Joan Freeman strongly criticises cutback in mental health funding

Up to 200,000 people participated in Darkness into Light events across the country last Saturday morning. Photograph:  ©INPHO/Donall Farmer

Up to 200,000 people participated in Darkness into Light events across the country last Saturday morning. Photograph: ©INPHO/Donall Farmer

 

Independent Senator Joan Freeman has said she was surprised the Taoiseach had the “neck’’ to go on a mental health walk given the cutback in funding for the sector.

Ms Freeman highlighted in the Seanad Mr Kenny’s participation in the Darkness into Light event in Canada on Saturday morning during his visit to the country. “It was shown around the world that he was participating in the walk,’’ she told the Seanad. “As the leader of the country, does he not see it as a little ironic, or quite funny in some ways, that he did this after sanctioning the cuts in the mental health budget?’’

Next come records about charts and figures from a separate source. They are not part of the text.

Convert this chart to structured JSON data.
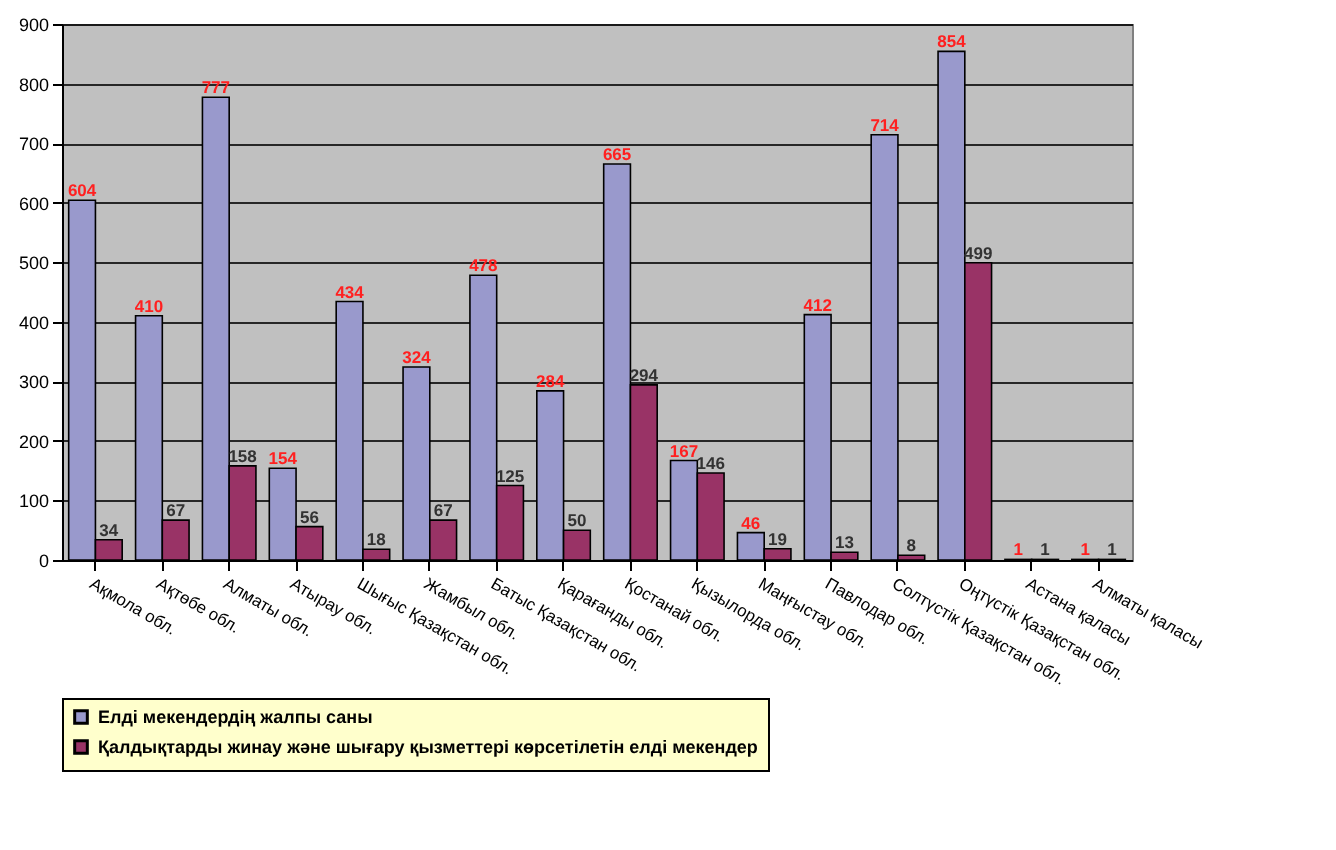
{
  "chart_data": {
    "type": "bar",
    "categories": [
      "Ақмола обл.",
      "Ақтөбе обл.",
      "Алматы обл.",
      "Атырау обл.",
      "Шығыс Қазақстан обл.",
      "Жамбыл обл.",
      "Батыс Қазақстан обл.",
      "Қарағанды обл.",
      "Қостанай обл.",
      "Қызылорда обл.",
      "Маңғыстау обл.",
      "Павлодар обл.",
      "Солтүстік Қазақстан обл.",
      "Оңтүстік Қазақстан обл.",
      "Астана қаласы",
      "Алматы қаласы"
    ],
    "series": [
      {
        "name": "Елді мекендердің жалпы саны",
        "color": "#9999cc",
        "values": [
          604,
          410,
          777,
          154,
          434,
          324,
          478,
          284,
          665,
          167,
          46,
          412,
          714,
          854,
          1,
          1
        ]
      },
      {
        "name": "Қалдықтарды жинау және шығару қызметтері көрсетілетін елді мекендер",
        "color": "#993366",
        "values": [
          34,
          67,
          158,
          56,
          18,
          67,
          125,
          50,
          294,
          146,
          19,
          13,
          8,
          499,
          1,
          1
        ]
      }
    ],
    "ylim": [
      0,
      900
    ],
    "yticks": [
      0,
      100,
      200,
      300,
      400,
      500,
      600,
      700,
      800,
      900
    ],
    "grid": "y",
    "legend": "bottom",
    "data_labels": true
  }
}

Freedom of Information documents released to The Irish Times revealed Fianna Fáil leader Micheál Martin, in correspondence with the Taoiseach, had criticised Mr Kenny’s failure to adhere to an agreement on the mental health budget.

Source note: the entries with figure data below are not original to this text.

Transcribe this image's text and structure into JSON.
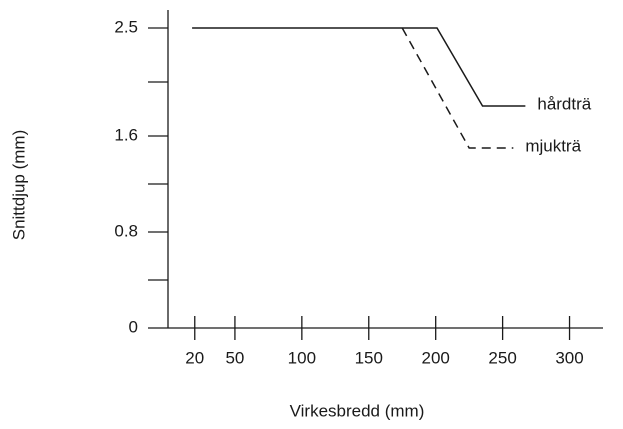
{
  "chart_data": {
    "type": "line",
    "xlabel": "Virkesbredd (mm)",
    "ylabel": "Snittdjup (mm)",
    "xlim": [
      0,
      325
    ],
    "xticks": [
      20,
      50,
      100,
      150,
      200,
      250,
      300
    ],
    "ylim": [
      0,
      2.65
    ],
    "yticks": [
      0,
      0.8,
      1.6,
      2.5
    ],
    "yminorticks": [
      0.4,
      1.2,
      2.05
    ],
    "series": [
      {
        "name": "hårdträ",
        "color": "#1a1a1a",
        "dashed": false,
        "x": [
          18,
          201,
          235,
          267
        ],
        "values": [
          2.5,
          2.5,
          1.85,
          1.85
        ]
      },
      {
        "name": "mjukträ",
        "color": "#1a1a1a",
        "dashed": true,
        "x": [
          175,
          225,
          258
        ],
        "values": [
          2.5,
          1.5,
          1.5
        ]
      }
    ]
  }
}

While €35 million was set aside for mental health services, Mr Martin said this actually translated to €15 million in funding allocation.

Ms Freeman, one of three Taoiseach nominees to the Seanad chosen by Mr Martin, said the reduction was grossly unfair.

“As usual, the mental health service is the Cinderella when it comes to dealing with all of the social issues,” she added.

“It is always the one from which money is removed and used as a stopgap in some other area that the Taoiseach wishes to fill.”

Ms Freeman, who is a psychologist and founder of Pieta House suicide prevention charity, thanked members of the Oireachtas who had participated in the Darkness into Light event in Ireland.

“Up to 200,000 people participated in events across the country last Saturday morning and I thank all those who took part,” she added.

However, she said, the dramatic cut in the mental health budget was still a problem. “I keep bringing up the issue all the time,” she said.

Ms Freeman said when Mr Martin raised the matter, the Taoiseach said Minister of State for Health Helen McEntee, “who has no power whatsoever”, would meet the Fianna Fáil spokesman to resolve the issue.

She said the Taoiseach should meet Mr Martin and she would also like to be at the meeting to tell the truth about what was happening.